The health and education sectors are highly feminized, and any reduced spending and wage-cutting will affect millions of women. The sectors also play a critical role in advancing women’s rights if barriers are removed.
Labour deregulation and privatisation that are being pushed will throw back efforts to achieve labour rights. It is estimated 89.7% of women in Africa work in informal employment. Women in informal work have faced significant increases in unpaid care and insecure paid work.
Women’s unpaid care work subsidises the cost of care that sustains families, supports economies and often fills in for the lack of social services. If social protection programs are targeted for cuts, it will worsen the situation of millions of women.
According to the African Development Bank, Africa has the highest percentage of women entrepreneurs, yet the austerity measures will hardly trickle down beyond the wealthy investors. Instead, value-added tax (VAT) increases on essential goods and services will affect women as they struggle to balance household budgets to feed their families and investing in their businesses.
African government must prioritise budgeting that addresses the needs of those living at the margins, not further burden them.
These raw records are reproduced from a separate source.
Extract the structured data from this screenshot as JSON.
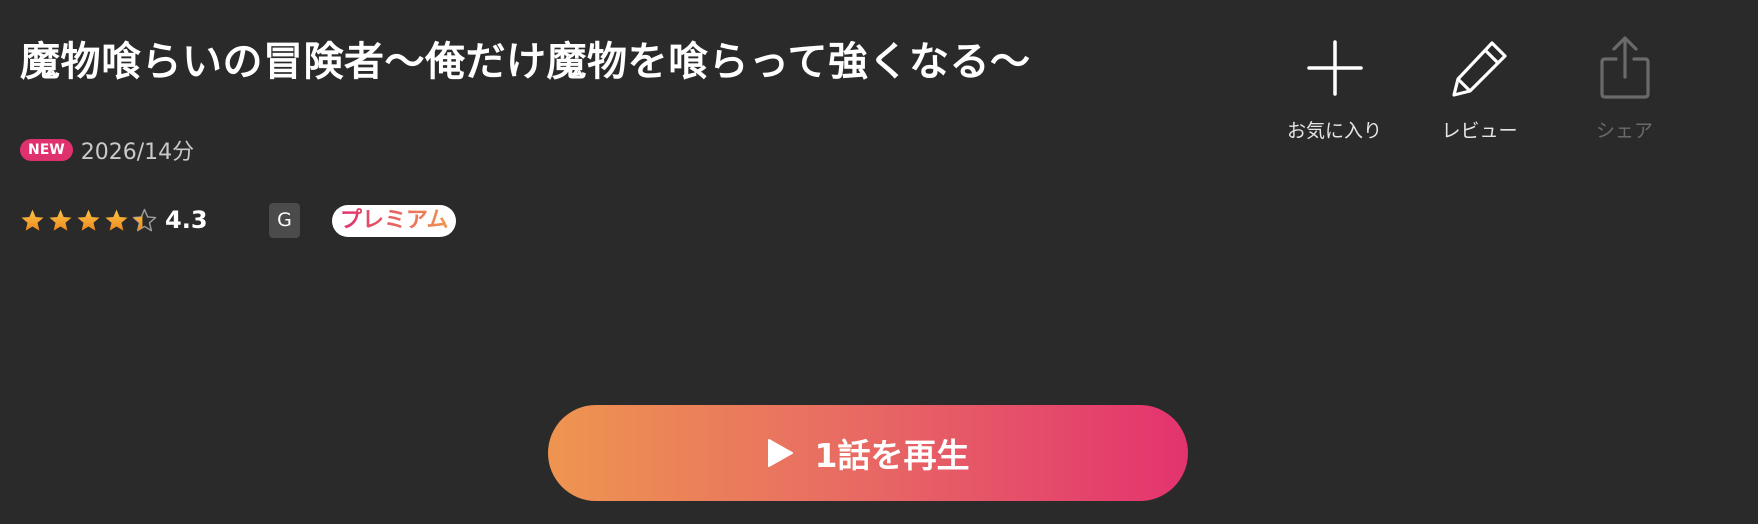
{
  "title": "魔物喰らいの冒険者〜俺だけ魔物を喰らって強くなる〜",
  "meta": {
    "new_badge": "NEW",
    "year_duration": "2026/14分"
  },
  "rating": {
    "value": "4.3",
    "stars_filled": 4.3,
    "stars_max": 5,
    "star_color": "#f5a623"
  },
  "age_rating": "G",
  "premium_label": "プレミアム",
  "actions": {
    "favorite": {
      "label": "お気に入り",
      "icon": "plus-icon"
    },
    "review": {
      "label": "レビュー",
      "icon": "pencil-icon"
    },
    "share": {
      "label": "シェア",
      "icon": "share-icon",
      "disabled": true
    }
  },
  "play_button": {
    "label": "1話を再生",
    "icon": "play-icon"
  },
  "colors": {
    "background": "#2a2a2a",
    "accent_pink": "#e0316f",
    "accent_orange": "#ee9550",
    "muted_gray": "#6a6a6a"
  }
}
Reduce privatisation of public goods, tax the rich and strengthen universal social protection systems.
We must see more community support to shift power towards feminists and social movements. African leaders must ensure they guarantee rights and halt the magnified socio-economic inequalities. Now more than ever, we need to challenge austerity as an exercise of power by the Global North over the Majority of the World which makes the struggle to secure rights of women and gender diverse persons even harder.